Childhood obesity is back on the hot seat, because it's a worldwide issue that's getting worse. The World Health Organization (WHO) estimates that by 2025, there will be 75 million obese children. Although obesity rates in the U.S. have shown signs of stabilizing, the WHO is still concerned that other parts of the world aren't doing enough to hold back this drastic increase.

"Child obesity is one of the major health issues for tomorrow and today," said Peter Gluckman, who co-presides over the WHO's Commission on Ending Childhood Obesity, according to AFP. The warning comes after an increase in childhood obesity cases in the United States and other parts of the world such as Africa. Fifteen years ago, the number of obese children in Africa was somewhere around four million. Today, those numbers have reached 10 million. The WHO calls childhood obesity one of the most serious public health challenges of the 21st century. Currently, over 40 million children under 5 are obese worldwide. In 1990, that amount was 31 million.

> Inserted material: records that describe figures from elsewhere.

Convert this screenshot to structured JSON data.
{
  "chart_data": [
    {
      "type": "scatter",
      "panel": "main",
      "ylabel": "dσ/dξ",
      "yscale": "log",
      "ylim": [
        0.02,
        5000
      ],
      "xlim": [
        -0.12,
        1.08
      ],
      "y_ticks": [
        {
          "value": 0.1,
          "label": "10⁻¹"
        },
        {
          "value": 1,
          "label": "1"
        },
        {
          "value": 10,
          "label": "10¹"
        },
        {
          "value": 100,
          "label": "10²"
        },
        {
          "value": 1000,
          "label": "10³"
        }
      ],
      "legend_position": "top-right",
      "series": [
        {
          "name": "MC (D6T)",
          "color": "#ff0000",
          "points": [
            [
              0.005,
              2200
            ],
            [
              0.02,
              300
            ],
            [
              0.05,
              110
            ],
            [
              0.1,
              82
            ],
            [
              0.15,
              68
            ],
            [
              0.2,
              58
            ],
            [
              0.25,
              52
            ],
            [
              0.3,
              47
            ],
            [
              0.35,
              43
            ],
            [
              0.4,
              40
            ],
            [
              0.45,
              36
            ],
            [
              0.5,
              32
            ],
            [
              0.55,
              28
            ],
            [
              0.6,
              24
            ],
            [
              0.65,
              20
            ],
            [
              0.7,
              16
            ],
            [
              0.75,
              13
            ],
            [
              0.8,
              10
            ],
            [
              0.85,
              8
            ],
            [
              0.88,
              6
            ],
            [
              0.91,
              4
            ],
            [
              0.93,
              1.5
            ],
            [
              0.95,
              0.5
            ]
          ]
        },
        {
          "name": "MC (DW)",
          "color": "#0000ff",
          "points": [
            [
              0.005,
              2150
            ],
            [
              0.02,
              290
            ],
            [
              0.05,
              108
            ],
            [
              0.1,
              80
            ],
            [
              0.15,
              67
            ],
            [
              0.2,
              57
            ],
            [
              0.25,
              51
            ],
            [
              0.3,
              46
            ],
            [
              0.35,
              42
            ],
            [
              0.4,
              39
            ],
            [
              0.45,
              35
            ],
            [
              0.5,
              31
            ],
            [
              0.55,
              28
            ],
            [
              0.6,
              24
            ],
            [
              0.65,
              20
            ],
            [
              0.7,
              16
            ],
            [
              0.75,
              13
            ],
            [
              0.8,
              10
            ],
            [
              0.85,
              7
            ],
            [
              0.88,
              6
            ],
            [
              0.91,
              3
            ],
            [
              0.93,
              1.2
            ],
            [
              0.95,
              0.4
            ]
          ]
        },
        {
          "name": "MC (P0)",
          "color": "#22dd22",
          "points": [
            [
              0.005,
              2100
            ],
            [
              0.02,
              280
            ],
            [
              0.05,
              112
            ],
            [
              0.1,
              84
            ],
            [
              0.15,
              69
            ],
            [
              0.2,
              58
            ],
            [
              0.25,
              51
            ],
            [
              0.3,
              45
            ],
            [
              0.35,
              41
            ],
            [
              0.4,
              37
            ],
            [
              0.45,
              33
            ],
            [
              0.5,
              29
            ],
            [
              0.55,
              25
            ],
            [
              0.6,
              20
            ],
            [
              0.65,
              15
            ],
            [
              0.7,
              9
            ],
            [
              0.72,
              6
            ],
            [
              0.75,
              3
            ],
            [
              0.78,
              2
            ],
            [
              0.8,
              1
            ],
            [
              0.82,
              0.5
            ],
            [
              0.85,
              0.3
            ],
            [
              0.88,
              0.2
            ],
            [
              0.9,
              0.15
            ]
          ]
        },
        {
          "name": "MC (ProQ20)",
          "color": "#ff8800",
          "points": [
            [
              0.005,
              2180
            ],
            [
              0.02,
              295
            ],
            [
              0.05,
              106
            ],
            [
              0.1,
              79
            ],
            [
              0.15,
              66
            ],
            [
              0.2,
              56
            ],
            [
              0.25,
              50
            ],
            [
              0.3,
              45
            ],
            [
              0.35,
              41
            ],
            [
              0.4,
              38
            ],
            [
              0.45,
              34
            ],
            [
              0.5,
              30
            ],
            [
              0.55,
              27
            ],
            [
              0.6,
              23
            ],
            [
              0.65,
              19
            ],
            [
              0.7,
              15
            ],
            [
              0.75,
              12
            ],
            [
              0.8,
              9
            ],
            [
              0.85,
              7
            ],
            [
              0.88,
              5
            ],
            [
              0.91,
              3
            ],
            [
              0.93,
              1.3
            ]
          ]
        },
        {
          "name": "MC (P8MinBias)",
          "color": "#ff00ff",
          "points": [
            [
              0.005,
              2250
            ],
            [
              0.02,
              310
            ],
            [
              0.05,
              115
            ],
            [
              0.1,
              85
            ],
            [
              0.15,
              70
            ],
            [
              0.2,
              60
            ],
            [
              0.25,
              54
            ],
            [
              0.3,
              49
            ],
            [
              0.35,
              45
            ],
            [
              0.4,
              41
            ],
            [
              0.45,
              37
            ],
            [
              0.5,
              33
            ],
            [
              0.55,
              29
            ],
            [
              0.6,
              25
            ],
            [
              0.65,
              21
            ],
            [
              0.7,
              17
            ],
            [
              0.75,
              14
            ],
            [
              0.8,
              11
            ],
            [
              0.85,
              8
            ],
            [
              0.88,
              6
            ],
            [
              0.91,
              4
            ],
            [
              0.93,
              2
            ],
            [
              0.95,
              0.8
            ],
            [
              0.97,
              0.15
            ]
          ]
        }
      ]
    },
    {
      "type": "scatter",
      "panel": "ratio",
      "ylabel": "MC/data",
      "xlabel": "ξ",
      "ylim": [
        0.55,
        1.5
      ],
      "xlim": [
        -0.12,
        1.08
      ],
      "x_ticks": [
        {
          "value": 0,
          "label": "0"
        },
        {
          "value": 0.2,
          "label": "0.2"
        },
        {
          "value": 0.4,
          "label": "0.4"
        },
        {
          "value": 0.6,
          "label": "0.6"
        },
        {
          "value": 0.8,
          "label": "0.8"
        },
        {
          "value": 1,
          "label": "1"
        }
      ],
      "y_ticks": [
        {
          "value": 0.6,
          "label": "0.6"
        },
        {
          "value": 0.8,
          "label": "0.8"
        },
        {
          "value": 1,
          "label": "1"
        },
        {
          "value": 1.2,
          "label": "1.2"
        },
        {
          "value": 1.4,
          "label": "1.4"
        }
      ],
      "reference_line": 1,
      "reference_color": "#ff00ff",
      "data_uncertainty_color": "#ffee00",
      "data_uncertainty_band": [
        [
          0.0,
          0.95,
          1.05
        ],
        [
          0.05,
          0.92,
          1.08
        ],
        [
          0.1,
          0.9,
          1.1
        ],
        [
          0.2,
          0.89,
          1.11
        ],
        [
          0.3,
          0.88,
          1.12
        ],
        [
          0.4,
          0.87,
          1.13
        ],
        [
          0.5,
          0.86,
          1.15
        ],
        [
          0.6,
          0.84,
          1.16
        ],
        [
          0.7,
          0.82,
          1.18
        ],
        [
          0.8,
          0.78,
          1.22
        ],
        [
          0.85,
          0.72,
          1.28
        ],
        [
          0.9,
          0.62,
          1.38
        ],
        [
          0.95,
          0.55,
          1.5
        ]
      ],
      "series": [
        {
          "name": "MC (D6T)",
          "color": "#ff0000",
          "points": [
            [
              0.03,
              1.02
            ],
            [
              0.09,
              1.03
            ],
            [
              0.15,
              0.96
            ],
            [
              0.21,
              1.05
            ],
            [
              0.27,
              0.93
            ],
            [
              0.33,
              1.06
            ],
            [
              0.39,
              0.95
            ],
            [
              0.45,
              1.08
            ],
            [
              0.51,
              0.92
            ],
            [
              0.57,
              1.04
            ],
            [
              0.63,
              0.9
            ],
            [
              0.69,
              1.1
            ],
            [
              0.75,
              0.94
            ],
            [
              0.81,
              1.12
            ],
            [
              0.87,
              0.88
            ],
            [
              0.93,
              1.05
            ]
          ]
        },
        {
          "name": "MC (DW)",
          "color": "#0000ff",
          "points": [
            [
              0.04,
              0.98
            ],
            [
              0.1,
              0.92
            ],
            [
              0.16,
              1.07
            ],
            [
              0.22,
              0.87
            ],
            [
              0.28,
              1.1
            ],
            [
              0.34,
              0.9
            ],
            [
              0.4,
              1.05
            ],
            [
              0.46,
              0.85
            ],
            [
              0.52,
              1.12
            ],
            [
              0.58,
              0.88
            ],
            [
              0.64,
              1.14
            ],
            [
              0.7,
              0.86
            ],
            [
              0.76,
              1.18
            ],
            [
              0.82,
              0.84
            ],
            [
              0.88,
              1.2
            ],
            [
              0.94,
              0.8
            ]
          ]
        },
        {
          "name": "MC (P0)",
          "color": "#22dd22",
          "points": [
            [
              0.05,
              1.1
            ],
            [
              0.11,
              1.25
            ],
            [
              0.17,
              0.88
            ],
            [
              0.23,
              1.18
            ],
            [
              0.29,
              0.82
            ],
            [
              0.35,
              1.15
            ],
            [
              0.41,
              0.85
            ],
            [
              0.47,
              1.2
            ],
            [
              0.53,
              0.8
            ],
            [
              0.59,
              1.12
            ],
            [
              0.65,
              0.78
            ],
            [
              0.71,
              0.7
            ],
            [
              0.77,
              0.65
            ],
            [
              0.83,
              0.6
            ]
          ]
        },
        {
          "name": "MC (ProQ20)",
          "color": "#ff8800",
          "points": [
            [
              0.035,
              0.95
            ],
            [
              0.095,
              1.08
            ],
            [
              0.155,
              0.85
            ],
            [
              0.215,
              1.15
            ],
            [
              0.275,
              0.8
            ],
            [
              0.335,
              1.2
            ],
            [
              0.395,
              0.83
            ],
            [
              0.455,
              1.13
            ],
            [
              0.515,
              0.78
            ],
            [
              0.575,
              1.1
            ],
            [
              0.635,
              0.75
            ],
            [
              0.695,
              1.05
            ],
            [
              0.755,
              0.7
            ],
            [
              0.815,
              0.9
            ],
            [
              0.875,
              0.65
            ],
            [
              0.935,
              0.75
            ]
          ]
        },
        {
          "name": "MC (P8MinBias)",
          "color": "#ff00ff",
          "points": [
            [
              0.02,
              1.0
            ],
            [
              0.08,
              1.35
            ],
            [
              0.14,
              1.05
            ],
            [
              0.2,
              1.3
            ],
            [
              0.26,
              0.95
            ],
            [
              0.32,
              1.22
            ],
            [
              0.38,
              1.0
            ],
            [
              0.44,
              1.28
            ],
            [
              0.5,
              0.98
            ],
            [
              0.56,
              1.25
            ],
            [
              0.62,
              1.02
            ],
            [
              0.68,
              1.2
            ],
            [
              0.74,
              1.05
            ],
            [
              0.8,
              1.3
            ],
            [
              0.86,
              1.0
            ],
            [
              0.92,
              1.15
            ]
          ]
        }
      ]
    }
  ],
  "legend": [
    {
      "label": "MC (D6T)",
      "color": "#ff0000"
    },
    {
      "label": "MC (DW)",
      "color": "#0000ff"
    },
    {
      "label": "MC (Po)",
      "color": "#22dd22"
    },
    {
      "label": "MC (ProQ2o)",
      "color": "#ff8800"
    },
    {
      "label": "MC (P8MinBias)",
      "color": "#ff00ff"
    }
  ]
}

What is causing this childhood obesity crisis around the world? The WHO says that there has been a global shift in diet trends, and physical activity has lessened with increasing urbanization and changes in transportation. The organization says that diets are higher in sugar, with less vitamins and nutrients. Combined with lower levels of physical activity and a higher tendency to partake in sedentary activities, and it's a recipe for child obesity. These children are then put at a higher risk of high cholesterol and blood pressure, cancer, and type 2 diabetes. They're also likely to have sleep apnea, which may also increase their risk for chronic disease.

The Commission on Ending Childhood Obesity was created by the WHO to bring together the best team of individuals to help formulate a plan to combat childhood obesity. They are currently working on a report for the WHO at their next annual meeting in Geneva. "Social scientists, public health specialists, clinical scientists, and economists will join together to synthesize the best available evidence into a coherent plan," a WHO document on the commission’s plan said, according to AFP.

In the U.S., first lady Michelle Obama created the “Let’s Move” campaign in 2010 to tackle childhood obesity. She hosted the first Kids State Dinner where she invited young chefs to make healthy food for a dinner at the White House. In December 2010, President Obama signed the Healthy Hunger-Free Kids Act to help American public schools offer healthier food selections. Despite the Obamas' efforts, childhood obesity continues to be a serious epidemic that health care professionals globally are working hard to resolve.